None of these Christian gentry seem to have the faintest clue that that basis of evolutionary psychology is merely the recognition that there actually is such a thing as human nature. The fact that it is now supposed to be “in fashion” is really nothing more than that recognition, following decades in which the so-called behavioral “sciences” were in thrall to the ludicrous ideological orthodoxies of the Blank Slate. Douthat is much more likely to hit pay dirt in his hunt for atheists whose tastes run to leftist progressivism among the flotsam and jetsam left over from the demise of that orthodoxy than in the EP journals.
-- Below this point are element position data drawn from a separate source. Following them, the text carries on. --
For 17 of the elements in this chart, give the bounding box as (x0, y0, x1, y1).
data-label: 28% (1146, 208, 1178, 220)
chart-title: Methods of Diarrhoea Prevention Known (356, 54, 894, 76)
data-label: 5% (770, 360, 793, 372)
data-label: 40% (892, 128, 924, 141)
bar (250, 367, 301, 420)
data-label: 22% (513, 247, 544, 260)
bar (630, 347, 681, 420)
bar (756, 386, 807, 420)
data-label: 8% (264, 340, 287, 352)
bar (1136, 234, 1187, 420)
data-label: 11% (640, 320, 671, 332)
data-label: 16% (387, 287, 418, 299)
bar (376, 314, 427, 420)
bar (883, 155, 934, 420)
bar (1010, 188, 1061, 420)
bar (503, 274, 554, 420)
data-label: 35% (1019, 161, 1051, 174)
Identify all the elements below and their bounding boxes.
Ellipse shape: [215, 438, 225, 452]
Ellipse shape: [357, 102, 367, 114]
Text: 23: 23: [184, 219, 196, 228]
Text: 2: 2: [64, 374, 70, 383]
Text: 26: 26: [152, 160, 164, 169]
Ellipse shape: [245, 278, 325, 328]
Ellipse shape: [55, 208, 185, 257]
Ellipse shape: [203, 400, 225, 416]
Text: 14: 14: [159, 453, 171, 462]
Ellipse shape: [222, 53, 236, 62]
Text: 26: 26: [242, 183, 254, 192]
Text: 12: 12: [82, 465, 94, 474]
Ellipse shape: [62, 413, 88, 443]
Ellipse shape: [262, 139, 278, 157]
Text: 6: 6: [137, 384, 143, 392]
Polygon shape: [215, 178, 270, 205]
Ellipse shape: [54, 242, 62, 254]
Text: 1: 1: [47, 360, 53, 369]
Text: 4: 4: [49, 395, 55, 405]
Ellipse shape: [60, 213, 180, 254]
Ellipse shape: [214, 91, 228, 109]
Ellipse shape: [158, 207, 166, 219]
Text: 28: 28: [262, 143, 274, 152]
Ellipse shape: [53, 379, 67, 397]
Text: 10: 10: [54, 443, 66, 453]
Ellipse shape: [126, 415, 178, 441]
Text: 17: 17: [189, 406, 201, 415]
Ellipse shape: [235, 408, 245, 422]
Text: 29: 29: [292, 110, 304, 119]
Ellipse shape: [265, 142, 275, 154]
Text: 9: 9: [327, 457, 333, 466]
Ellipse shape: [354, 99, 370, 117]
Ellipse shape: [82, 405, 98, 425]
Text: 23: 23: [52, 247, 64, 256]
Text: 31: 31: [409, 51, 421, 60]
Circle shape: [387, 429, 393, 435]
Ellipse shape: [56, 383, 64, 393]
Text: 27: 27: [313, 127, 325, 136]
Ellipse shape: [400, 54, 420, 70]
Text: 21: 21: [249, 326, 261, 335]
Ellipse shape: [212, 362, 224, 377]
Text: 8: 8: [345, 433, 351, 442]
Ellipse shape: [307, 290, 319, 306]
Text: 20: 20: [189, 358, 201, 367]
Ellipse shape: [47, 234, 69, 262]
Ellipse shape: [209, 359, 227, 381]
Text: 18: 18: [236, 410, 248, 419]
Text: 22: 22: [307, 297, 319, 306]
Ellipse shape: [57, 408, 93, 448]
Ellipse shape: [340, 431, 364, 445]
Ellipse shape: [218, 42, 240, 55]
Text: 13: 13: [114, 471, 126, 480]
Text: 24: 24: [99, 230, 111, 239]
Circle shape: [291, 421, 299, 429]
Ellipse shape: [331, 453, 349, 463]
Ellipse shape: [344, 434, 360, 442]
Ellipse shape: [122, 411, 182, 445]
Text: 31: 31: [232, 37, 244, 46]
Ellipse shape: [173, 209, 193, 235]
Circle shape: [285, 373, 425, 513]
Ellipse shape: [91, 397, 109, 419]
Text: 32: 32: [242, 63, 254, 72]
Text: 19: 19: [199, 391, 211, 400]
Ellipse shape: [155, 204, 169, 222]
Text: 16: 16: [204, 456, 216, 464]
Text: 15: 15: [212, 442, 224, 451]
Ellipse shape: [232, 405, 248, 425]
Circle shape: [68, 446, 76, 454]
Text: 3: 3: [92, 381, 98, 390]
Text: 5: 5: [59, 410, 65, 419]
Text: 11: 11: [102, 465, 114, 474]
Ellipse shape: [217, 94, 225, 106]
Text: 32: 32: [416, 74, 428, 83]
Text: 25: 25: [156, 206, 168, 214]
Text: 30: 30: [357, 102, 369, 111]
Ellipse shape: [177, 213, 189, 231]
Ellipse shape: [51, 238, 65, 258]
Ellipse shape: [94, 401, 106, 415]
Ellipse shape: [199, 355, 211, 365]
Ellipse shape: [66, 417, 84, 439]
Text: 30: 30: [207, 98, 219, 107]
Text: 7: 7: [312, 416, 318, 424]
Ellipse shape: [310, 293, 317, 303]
None of that matters to the Douthats of the world, though. EP is too useful to their narrative to pay any attention to the truth. And it turns out that the narrative in question is nothing more sophisticated than the hoary old naturalistic fallacy. Quoting once again from the above passage, “…by explaining human culture in scientific terms they can also justify the parts of that culture that they find congenial.” In other words, hidden in some dark cranny of academia, New Atheists, who are not otherwise identified, are supposed to be busily cobbling the “is” of evolutionary psychology into the “ought” of their nefarious, godless philosophy. Whatever. I suppose it’s not much of a stretch if you actually believe the rest of Catholic dogma.
In any case, “we” the monolithic atheist “movement” of today, are now “glad” again, thanks to the crutch of evolutionary psychology combined with a generally benign and prosperous world. “We” are also no longer embarrassed by Communism, which, of course, “we” foisted on the world. That revelation came as news to me, an atheist who volunteered to fight Communism in Vietnam at a time when to do so was not considered fashionable.
No time for the “movement” to relax, though, fellow atheists! The far-seeing Douthat, after scrutinizing related articles in the opinion columns of the New York Times and running across some other articles in popular magazines that clearly reveal that we face “problems that should be obvious to those with eyes to see,” is convinced that the pendulum will soon swing back from “glad” to “sad” once again. “Dark forces,” he writes, are driving “secular liberalism toward the kind of intellectual crisis that seems to me to lurk, iceberg-like, somewhere out ahead.”
Well, to tell you the truth, as a conservative atheist I wouldn’t mind having a front row seat to watch that ship slip beneath the waves, either. The only problem is that, according to the Douthats of the world, people like me can’t exist.